The other night as I lay awake on my pillow, I found myself pondering how it is that places where celebrities have been, like our Duluth Armory where a young Bob Dylan saw Buddy Holly and the Big Bopper do their second to last concert, can become charged with such meaning. Places like the graveyard in Paris where Oscar Wilde and Jim Morrison are purportedly disposed, or Woodstock because of the festival it hosted, perhaps against its will, have become shrines.
Examples abound. The Rock and Roll Hall of Fame in Cleveland. The Baseball Hall of Fame in Cooperstown. The Louvre. The museum at the Indianapolis Speedway where you can stand next to every winning car of the Indy 500. The countless art museums in major cities throughout the world housing paintings by Picasso, images by Warhol and other iconic ghosts of art history.
For those who find the objects of our interests fascinating, our proximity to these people and places in some way effects us much like a magnet transforms a pin, when stroked, into a compass when floated on a film of water. Maybe this already has another name but if not, today I call this magnetizing The Zimmerman Effect.

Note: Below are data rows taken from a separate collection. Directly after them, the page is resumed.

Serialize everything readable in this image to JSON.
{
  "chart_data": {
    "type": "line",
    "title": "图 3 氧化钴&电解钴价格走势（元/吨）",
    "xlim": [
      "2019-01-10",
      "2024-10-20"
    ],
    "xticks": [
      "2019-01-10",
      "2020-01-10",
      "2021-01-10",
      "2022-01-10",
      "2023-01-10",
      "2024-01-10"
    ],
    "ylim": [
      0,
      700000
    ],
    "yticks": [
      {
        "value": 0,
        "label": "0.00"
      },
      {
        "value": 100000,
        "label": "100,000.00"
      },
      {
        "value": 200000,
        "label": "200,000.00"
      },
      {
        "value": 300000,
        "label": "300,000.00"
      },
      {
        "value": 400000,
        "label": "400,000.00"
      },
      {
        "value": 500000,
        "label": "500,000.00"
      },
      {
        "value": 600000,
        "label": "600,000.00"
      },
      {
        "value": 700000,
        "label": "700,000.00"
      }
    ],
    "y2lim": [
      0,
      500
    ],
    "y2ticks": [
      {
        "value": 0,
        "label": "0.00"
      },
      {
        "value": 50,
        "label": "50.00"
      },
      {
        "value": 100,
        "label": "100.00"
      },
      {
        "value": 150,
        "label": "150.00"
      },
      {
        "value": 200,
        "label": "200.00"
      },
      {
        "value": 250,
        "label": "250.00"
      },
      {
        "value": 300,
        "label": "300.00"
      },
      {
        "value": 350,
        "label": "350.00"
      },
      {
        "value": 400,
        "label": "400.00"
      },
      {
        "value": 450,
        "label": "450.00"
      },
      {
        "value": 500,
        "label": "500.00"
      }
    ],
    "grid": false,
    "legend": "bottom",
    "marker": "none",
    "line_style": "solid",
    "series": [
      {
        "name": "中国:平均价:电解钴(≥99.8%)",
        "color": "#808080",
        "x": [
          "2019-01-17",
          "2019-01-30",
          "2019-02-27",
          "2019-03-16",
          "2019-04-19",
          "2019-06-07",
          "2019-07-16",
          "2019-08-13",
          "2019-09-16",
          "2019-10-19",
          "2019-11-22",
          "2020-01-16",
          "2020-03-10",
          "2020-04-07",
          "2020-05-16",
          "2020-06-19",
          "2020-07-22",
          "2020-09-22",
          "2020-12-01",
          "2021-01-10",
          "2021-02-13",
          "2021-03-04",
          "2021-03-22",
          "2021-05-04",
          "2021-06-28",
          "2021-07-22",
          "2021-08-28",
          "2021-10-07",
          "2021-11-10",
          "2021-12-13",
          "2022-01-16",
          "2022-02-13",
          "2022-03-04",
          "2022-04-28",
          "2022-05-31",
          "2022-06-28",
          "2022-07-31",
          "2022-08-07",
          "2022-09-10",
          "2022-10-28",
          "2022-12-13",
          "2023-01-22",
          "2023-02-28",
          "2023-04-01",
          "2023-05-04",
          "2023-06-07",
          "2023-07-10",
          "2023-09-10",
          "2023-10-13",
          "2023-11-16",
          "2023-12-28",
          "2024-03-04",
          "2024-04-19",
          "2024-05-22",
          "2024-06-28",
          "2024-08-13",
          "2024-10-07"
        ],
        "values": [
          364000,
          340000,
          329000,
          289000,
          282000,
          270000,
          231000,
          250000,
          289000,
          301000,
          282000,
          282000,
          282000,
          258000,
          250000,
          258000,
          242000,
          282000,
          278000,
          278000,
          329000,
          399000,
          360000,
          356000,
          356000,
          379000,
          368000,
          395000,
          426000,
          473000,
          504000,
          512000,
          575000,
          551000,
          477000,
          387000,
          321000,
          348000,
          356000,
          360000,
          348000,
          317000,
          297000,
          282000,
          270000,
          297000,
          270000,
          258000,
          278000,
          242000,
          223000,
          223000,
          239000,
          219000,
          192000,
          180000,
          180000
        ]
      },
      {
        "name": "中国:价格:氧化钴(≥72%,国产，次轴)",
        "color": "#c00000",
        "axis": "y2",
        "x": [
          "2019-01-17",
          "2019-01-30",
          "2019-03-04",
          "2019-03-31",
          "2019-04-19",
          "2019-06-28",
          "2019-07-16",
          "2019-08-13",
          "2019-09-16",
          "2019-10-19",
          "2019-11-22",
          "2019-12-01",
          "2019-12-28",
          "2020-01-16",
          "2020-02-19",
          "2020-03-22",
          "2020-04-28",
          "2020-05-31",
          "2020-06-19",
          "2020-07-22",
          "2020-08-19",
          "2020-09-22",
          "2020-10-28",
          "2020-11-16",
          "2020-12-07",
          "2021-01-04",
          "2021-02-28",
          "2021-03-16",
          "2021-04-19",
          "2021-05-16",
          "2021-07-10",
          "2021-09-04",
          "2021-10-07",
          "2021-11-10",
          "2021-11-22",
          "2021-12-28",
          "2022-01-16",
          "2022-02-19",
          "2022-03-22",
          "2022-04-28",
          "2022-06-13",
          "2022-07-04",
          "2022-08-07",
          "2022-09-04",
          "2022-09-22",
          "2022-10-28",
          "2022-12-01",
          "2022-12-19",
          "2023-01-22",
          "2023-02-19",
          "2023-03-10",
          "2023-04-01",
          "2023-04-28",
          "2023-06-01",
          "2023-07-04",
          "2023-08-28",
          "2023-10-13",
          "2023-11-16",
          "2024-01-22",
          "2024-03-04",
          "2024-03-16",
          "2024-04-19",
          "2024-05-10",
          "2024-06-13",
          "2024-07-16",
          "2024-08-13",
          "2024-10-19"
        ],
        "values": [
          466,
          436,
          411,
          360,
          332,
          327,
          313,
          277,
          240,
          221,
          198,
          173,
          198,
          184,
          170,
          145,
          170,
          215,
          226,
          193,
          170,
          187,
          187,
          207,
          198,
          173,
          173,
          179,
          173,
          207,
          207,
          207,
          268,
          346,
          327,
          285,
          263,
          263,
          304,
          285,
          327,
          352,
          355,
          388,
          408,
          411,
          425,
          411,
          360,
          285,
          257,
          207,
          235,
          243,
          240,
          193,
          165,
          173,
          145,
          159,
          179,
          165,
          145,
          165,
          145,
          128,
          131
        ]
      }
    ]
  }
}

I've sometimes been critical of the celebrity worship in our culture, but maybe it is something innate in us, in our essence, in the way we're wired, that desires to place people, places and objects on pedestals. There is a sense in which maybe we are even wronging them to do so because they are really just people, places and objects, not gods. It is interesting how our hearts are restless in the pursuit of something higher than ourselves.